Tokyo (AFP) – Le constructeur d’automobiles nippon Honda a lancé jeudi au Japon sa voiture à hydrogène, la Clarity Fuel Cell, avant l’Europe et les Etats-Unis d’ici à la fin de l’année, misant comme son compatriote Toyota sur cette technologie écologique mais encore très coûteuse.

Ce véhicule à pile à combustible, qui ne rejette que de la vapeur d’eau à l’usage, se veut plus spacieux (cinq places) et doté d’une plus grande autonomie (environ 750 kilomètres) que la Mirai du numéro un mondial, a mis en avant Honda dans un communiqué.

Avec un plein qui se fait en seulement trois minutes, la Clarity Fuel Cell « est aussi facile à utiliser qu’une voiture à essence », a assuré le groupe, contrairement aux voitures électriques qui disposent d’une autonomie réduite pour un temps de ravitaillement de plusieurs heures.

Cependant, la production, délicate, reste limitée, le prix très élevé (7,6 millions de yens, soit un peu plus de 61.000 euros) et les stations d’hydrogène peu nombreuses.

Honda va donc dans un premier temps se concentrer sur la vente, sous forme de leasing, à des administrations publiques et entreprises, avec un objectif d’environ 200 unités la première année.

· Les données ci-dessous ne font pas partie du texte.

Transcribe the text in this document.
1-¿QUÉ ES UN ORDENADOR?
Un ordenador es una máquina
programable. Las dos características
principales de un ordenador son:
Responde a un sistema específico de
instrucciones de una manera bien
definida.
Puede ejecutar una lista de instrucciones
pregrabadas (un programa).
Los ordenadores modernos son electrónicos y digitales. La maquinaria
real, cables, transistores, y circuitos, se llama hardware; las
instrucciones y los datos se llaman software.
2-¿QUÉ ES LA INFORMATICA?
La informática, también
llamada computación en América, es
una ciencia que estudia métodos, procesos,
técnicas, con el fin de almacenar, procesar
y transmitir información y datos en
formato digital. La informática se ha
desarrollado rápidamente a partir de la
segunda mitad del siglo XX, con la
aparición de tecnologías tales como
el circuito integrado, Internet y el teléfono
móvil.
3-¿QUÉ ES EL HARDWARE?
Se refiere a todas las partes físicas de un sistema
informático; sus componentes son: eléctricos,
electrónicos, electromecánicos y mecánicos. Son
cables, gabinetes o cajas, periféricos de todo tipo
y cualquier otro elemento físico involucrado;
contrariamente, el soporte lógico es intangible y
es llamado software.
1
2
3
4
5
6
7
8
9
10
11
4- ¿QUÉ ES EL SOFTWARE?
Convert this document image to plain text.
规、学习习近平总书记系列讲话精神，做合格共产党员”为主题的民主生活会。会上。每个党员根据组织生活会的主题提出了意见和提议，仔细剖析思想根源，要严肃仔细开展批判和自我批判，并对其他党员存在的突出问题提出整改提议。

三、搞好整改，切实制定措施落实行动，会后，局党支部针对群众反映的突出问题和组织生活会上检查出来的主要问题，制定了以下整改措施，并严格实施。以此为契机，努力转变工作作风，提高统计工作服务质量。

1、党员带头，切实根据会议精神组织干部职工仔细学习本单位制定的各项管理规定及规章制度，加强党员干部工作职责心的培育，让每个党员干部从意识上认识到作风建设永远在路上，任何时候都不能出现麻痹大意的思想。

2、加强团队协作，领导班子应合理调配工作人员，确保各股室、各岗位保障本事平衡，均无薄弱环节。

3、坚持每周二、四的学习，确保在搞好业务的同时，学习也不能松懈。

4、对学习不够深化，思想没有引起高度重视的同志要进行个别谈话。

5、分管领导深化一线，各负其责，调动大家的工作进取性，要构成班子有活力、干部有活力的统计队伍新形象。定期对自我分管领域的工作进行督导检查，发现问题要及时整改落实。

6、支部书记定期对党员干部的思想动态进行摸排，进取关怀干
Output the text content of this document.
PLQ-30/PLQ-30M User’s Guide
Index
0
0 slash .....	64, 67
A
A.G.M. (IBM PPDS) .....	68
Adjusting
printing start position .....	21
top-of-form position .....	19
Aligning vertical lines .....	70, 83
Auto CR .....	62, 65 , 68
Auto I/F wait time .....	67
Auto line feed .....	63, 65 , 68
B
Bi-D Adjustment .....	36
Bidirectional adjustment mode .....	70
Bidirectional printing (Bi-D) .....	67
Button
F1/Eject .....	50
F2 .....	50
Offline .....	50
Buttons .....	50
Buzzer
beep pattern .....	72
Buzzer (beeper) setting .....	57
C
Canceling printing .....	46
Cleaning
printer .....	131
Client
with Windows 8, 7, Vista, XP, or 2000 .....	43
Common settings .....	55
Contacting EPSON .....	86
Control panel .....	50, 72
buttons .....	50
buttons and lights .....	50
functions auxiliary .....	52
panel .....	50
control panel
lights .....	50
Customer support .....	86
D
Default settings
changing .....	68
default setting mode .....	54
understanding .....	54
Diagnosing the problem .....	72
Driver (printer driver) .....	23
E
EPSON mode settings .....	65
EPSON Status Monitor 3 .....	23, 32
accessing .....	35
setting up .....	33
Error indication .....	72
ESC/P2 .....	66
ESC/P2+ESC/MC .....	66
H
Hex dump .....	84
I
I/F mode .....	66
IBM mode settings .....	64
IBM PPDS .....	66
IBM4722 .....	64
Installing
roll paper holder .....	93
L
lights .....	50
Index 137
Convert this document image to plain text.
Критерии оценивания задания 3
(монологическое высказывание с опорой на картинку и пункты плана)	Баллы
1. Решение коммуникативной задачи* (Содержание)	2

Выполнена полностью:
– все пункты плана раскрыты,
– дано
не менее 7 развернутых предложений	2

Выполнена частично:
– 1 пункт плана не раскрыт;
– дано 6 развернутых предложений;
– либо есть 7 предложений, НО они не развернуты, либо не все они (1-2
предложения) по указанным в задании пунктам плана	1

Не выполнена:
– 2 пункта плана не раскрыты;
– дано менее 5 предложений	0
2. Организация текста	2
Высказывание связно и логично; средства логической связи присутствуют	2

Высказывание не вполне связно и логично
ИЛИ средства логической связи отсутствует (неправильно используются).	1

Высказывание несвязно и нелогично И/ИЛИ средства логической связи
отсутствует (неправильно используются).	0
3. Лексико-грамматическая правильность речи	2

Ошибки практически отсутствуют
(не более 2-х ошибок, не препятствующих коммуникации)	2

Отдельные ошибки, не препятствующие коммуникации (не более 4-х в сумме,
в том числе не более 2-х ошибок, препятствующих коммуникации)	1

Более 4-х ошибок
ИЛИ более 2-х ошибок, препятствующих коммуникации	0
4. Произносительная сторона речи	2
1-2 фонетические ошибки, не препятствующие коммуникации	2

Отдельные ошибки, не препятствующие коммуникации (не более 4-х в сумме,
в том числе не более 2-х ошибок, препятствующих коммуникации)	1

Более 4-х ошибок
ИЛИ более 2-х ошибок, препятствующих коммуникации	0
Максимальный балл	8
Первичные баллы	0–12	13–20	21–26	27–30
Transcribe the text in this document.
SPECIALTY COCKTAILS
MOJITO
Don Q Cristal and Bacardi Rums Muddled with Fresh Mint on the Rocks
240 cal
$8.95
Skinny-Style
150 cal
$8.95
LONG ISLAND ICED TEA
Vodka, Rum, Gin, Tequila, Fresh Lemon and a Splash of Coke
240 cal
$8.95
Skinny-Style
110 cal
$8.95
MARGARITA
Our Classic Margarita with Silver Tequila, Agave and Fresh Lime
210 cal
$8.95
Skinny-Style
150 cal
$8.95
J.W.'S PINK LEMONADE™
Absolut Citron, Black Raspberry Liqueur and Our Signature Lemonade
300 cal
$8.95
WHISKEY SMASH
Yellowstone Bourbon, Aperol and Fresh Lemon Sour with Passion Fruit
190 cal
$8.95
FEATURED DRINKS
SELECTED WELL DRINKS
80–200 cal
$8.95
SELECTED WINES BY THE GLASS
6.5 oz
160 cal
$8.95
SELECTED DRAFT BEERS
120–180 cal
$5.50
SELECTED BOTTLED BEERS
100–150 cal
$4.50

Il espère cependant abaisser fortement le prix d’ici à 2025, pour proposer sa berline à hydrogène au même tarif que les hybrides (motorisation double à essence et électricité), grâce à son partenariat technologique avec l’américain General Motors (GM), selon des propos du PDG de Honda, Takahiro Hachigo, rapportés par l’agence Bloomberg.

Le constructeur, qui fait des recherches sur le sujet depuis la fin des années 1980, avait déjà lancé en 2002 une voiture de ce type, la FCX, puis la FCX Clarity en 2008, mais à très petite échelle.

Egalement en pointe, Toyota commercialise la Mirai depuis fin 2014. Il en a livré pour l’heure plusieurs centaines d’exemplaires dans le monde, principalement au Japon, mais les commandes sont de l’ordre de quelques milliers et l’attente est longue pour les automobilistes intéressés.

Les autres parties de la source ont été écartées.